And if you're me you then spend this extra few minutes in there, bracing off the ceiling and peering into the little square of mirror that's on the back of the door, looking into your own eyes and wondering what you're thinking, trying not to ask yourself out loud. Then you look down at your body, laid out in this tight little space and suddenly it is so like a coffin that you nearly scream, and you can't stop wondering if you're dead already, or whether you're just way too close.

Back out in the cabin every axis has shifted. With no gravity it's just a case of aligning yourself, so the toilet unit is actually a door in the floor. When you're in there you feel like you're standing but you're actually lying along the bottom of the shuttle and when you come out you have to convince yourself of where up and down is all over again.

I am clinging to the back of my chair when Mariana turns to me.

'You OK?' she says, almost all out of voice and watching me nod.

'Yeah,' I say, with not much voice of my own.

'I have to go too,' she says, unclipping her seatbelt, and I help her clamber around the wall in a spiral on her way there.

I take hold of the back of Dom's seat in time to watch him yawn so hard it makes him shudder. When he opens his eyes and sees me he curls his arm around my shoulders while I watch the light from the screens play on his face.

'Let me do this for a bit – go get some sleep,' I tell him.

He shakes his head. 'Nah, I'm OK; I'm fine. Not sure I could, anyway, in this.' He waves his hand up at the strobing red light which has never yet given up, even though most of the other alarms have.

'I think Dom should go get some sleep,' I tell Ezra, who takes a moment to turn his head.

'Oh sure, let's just bed down, let's just chill out, everything's under control.' His voice is thick with sarcasm.

'I can take over,' I tell him.

After a beat he says, 'Go get some sleep, Suarez,' without looking up from the monitor he is checking.

Dom looks at him, then at me, then yawns again even though you can tell he's trying not to.
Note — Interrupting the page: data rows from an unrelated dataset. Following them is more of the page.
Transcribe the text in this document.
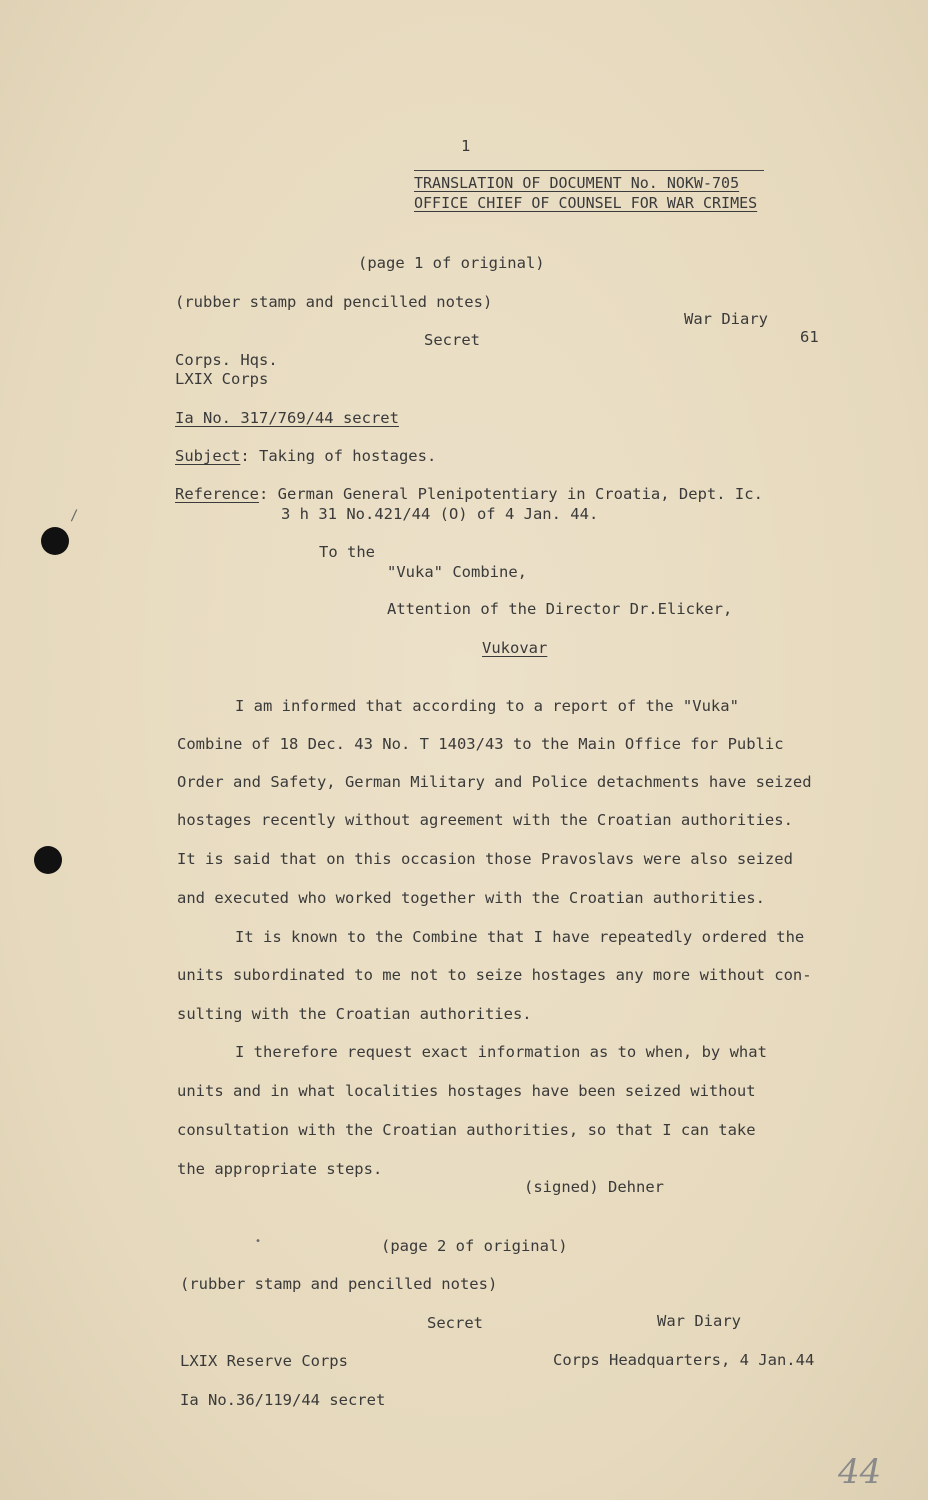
1
TRANSLATION OF DOCUMENT No. NOKW-705
OFFICE CHIEF OF COUNSEL FOR WAR CRIMES
(page 1 of original)
(rubber stamp and pencilled notes)
War Diary
61
Secret
Corps. Hqs.
LXIX Corps
Ia No. 317/769/44 secret
Subject: Taking of hostages.
Reference: German General Plenipotentiary in Croatia, Dept. Ic.
3 h 31 No.421/44 (O) of 4 Jan. 44.
To the
"Vuka" Combine,
Attention of the Director Dr.Elicker,
Vukovar
I am informed that according to a report of the "Vuka"
Combine of 18 Dec. 43 No. T 1403/43 to the Main Office for Public
Order and Safety, German Military and Police detachments have seized
hostages recently without agreement with the Croatian authorities.
It is said that on this occasion those Pravoslavs were also seized
and executed who worked together with the Croatian authorities.
It is known to the Combine that I have repeatedly ordered the
units subordinated to me not to seize hostages any more without con-
sulting with the Croatian authorities.
I therefore request exact information as to when, by what
units and in what localities hostages have been seized without
consultation with the Croatian authorities, so that I can take
the appropriate steps.
(signed) Dehner
(page 2 of original)
(rubber stamp and pencilled notes)
Secret	War Diary
LXIX Reserve Corps	Corps Headquarters, 4 Jan.44
Ia No.36/119/44 secret
/
•
44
'OK, so . . . ' He blinks a little while he looks around the multicoloured consoles, dials and swipe screens around him. 'This one is the—'

'I'll tell her,' says Ezra. 'You just go.'

Dom looks at me again, makes a face while he's unclipping his belt and shifting on to the ceiling, kissing me upside down before he leaves.

Clipped into Dom's seat I sit and look around and realise I don't remember anything, not even the first thing from Basic Flight. But since the systems screen is in front of me I peer at it, swiping between the oxygen monitor, fuel tank, life support systems and speed. Then I gaze out of the front windscreen. Huxley-3 is football size at the moment, mostly blue; a blue you only dream of. Looking at her fills me with something I have to swallow down, something that threatens to break out of me.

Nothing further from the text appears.